Spelling errors are ubiquitous in all writing systems. Most studies exploring spelling errors focused on the phonological plausibility of errors. However, unlike typical pseudohomophones, spelling errors occur in naturally produced written language. We investigated the time course of recognition of the most frequent orthographic errors in Russian (error in an unstressed vowel in the root) and the effect of word frequency on this process. During event-related potentials (ERP) recording, 26 native Russian speakers silently read high-frequency correctly spelled words, low-frequency correctly spelled words, high-frequency words with errors, and low-frequency words with errors. The amplitude of P200 was more positive for correctly spelled words than for misspelled words and did not depend on the frequency of the words. In addition, in the 350–500-ms time window, we found a more negative response for misspelled words than for correctly spelled words in parietal–temporal-occipital regions regardless of word frequency. Considering our results in the context of a dual-route model, we concluded that recognizing misspelled high-frequency and low-frequency words involves common orthographic and phonological processes associated with P200 and N400 components such as whole word orthography processing and activation of phonological representations correspondingly. However, at the 500–700 ms stage (associated with lexical-semantic access in our study), error recognition depends on the word frequency.

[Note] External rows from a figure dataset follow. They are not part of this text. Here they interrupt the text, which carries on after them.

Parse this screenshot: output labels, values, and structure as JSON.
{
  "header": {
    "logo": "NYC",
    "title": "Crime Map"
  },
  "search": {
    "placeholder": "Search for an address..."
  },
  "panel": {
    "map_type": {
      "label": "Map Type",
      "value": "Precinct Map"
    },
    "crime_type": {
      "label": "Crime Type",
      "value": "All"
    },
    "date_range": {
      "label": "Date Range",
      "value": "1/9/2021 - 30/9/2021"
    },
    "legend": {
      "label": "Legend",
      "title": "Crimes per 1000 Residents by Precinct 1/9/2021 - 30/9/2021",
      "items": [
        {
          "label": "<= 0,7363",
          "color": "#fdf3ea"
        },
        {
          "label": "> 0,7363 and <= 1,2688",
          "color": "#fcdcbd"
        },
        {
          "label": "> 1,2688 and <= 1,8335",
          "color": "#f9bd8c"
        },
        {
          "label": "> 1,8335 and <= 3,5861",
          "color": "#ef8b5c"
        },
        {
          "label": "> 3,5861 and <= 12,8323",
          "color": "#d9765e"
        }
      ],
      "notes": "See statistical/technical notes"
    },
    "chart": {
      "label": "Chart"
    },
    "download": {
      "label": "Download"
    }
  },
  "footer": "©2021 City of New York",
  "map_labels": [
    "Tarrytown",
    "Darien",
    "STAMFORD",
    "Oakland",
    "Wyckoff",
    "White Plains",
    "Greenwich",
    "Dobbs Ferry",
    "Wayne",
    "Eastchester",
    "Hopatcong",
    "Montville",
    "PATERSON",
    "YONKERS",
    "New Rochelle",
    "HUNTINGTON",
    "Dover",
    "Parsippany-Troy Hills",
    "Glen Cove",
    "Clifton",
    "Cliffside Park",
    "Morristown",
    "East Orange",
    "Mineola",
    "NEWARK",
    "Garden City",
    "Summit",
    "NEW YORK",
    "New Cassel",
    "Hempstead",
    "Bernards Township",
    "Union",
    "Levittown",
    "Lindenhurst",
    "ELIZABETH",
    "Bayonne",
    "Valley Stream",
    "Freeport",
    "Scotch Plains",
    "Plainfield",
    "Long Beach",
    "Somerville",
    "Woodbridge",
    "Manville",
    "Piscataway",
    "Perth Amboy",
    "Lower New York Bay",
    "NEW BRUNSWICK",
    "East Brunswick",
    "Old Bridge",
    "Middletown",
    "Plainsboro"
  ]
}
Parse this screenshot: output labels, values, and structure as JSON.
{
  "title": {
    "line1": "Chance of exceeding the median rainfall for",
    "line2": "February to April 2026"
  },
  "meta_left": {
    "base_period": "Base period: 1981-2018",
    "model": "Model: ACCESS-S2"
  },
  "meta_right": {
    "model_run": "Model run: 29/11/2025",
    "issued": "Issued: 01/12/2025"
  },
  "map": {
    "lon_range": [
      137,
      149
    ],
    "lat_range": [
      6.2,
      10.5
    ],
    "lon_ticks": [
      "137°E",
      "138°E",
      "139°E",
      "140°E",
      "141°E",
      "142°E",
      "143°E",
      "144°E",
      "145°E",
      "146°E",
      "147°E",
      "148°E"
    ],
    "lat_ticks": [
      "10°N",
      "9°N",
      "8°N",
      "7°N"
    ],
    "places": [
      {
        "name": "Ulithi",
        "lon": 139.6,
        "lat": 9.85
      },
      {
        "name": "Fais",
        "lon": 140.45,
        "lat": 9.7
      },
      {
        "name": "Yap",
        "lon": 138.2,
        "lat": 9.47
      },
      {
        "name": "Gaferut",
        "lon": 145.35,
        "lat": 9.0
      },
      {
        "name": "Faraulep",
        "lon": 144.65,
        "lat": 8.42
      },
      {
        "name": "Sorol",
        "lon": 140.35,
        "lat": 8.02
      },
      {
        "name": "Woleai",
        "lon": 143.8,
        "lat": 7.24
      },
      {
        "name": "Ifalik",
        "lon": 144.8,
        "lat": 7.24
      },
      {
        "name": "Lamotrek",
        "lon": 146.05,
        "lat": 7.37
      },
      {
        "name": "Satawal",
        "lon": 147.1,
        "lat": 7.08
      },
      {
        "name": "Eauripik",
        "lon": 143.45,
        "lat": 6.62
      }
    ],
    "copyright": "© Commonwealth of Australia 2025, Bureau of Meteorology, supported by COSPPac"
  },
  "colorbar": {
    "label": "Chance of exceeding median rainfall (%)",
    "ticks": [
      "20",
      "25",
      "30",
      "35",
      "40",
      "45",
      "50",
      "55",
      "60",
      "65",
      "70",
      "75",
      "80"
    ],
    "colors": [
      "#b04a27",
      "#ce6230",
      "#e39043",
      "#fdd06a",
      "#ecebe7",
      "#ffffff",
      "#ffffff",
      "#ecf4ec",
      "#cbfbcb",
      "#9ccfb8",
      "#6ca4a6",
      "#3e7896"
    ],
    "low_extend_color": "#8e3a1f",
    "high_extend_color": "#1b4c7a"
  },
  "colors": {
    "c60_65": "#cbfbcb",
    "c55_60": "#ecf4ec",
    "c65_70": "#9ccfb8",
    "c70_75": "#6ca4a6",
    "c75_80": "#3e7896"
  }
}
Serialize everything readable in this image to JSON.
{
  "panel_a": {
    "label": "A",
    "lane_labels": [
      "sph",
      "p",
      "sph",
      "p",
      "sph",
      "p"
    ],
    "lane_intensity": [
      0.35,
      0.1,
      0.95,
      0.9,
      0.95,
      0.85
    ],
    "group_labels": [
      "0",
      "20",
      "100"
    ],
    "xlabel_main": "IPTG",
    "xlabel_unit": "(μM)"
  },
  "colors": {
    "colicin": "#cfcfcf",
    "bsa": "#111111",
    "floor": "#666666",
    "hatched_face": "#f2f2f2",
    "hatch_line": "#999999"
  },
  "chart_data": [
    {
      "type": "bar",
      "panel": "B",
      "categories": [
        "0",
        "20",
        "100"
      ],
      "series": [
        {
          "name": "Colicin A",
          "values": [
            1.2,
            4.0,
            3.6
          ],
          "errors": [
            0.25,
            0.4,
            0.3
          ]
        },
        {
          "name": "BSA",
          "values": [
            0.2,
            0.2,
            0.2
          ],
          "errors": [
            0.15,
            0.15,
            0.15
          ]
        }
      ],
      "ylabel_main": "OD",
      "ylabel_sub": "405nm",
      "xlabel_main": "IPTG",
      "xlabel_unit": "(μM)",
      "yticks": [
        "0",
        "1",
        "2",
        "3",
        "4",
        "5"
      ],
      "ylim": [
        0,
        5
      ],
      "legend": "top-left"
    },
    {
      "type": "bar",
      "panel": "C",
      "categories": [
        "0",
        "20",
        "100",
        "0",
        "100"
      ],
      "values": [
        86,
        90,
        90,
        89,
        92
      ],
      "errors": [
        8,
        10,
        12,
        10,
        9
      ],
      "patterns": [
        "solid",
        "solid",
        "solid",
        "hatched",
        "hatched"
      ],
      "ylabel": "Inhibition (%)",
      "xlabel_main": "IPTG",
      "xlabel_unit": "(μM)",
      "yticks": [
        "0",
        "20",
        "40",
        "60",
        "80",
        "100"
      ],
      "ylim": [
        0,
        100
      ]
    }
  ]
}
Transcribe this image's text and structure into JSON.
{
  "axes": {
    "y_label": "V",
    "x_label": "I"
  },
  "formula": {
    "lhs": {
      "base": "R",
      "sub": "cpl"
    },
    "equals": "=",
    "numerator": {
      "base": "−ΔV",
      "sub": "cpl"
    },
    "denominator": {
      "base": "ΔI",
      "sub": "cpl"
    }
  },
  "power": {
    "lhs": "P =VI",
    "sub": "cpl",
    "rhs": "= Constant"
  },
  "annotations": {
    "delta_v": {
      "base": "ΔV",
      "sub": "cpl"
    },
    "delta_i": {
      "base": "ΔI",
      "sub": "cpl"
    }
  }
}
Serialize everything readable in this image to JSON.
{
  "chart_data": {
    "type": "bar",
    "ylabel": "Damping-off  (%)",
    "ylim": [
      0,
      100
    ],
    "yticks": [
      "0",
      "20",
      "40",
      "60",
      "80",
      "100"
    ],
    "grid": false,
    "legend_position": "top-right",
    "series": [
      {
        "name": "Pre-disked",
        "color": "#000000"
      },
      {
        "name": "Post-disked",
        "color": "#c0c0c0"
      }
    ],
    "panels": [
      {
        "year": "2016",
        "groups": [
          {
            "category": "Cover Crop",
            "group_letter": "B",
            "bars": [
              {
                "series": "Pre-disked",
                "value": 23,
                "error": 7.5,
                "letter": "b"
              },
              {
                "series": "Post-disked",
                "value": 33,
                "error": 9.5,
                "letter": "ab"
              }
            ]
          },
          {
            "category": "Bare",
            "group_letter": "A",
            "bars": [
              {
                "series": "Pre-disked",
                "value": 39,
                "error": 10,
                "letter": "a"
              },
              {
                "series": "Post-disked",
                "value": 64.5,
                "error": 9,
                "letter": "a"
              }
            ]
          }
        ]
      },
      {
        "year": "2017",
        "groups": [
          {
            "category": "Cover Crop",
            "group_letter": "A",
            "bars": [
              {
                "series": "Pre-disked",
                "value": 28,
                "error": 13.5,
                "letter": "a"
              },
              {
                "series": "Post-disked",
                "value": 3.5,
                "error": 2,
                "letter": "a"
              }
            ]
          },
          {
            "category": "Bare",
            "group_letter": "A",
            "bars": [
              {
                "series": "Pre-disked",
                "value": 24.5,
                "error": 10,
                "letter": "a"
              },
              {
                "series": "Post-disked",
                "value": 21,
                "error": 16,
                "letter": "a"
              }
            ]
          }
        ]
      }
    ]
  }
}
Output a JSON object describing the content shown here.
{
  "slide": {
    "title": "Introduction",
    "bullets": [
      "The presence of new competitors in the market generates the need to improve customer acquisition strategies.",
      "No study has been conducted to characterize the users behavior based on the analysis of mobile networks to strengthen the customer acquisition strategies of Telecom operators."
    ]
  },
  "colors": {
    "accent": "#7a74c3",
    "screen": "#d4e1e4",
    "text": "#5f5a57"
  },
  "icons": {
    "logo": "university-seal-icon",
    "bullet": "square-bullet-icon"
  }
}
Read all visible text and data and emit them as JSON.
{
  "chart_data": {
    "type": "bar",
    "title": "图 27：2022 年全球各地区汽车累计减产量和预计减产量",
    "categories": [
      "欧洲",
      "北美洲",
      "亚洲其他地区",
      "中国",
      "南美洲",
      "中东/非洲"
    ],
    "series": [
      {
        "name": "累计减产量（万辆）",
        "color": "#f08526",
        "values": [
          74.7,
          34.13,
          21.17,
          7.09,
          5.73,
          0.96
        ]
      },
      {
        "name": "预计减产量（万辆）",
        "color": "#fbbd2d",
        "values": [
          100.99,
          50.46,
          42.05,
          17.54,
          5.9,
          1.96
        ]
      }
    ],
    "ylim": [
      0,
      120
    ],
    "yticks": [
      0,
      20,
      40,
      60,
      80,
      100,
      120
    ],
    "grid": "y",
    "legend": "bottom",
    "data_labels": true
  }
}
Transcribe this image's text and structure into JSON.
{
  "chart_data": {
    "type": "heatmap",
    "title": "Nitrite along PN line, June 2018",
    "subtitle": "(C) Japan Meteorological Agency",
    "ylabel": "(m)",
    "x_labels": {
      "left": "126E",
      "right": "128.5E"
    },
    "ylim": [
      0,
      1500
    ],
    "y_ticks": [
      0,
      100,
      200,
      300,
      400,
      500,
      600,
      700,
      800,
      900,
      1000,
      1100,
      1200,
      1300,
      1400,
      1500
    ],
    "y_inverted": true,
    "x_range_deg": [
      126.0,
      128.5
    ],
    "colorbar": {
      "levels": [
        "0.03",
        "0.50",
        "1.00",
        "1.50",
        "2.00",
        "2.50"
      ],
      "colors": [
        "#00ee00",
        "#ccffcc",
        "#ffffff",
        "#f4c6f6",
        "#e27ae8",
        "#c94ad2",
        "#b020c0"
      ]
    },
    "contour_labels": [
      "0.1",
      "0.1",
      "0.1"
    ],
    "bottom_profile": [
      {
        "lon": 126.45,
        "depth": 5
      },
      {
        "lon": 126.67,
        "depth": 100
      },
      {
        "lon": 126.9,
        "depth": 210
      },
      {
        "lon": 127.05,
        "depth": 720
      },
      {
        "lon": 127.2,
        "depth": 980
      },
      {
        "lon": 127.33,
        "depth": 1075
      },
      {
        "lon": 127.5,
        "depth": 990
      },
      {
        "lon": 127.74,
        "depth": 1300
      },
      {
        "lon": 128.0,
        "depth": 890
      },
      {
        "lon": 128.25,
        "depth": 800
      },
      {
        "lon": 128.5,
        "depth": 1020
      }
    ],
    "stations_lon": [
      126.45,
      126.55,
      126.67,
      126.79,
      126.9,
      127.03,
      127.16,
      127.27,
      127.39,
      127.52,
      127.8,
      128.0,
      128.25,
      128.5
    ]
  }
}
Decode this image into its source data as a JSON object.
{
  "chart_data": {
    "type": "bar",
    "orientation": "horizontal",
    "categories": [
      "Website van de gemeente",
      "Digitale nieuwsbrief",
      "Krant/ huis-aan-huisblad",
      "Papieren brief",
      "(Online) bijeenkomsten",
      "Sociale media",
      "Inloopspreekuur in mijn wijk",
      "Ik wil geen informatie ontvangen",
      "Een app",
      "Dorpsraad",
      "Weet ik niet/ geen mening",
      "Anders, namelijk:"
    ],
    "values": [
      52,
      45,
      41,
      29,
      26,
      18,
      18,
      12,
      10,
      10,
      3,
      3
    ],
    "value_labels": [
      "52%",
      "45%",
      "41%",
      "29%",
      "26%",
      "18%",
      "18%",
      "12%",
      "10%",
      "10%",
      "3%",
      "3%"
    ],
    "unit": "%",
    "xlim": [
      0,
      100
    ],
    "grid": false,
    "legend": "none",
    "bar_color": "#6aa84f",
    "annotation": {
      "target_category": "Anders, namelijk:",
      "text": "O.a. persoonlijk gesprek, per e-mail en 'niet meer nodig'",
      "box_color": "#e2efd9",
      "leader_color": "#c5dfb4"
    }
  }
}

One possible explanation for these differences could be that at the 500–700 ms stage recognition of high-frequency misspelled and correctly spelled words shifts from phonological to orthographic processes, while low-frequency misspelled words are accompanied by more prolonged phonological activation. We believe these processes may be associated with different ERP components P300 and N400, reflecting a temporal overlap between categorization processes based on orthographic properties for high-frequency words and phonological processes for low-frequency words. Therefore, our results complement existing reading models and demonstrate that the neuronal underpinnings of spelling error recognition during reading may depend on word frequency.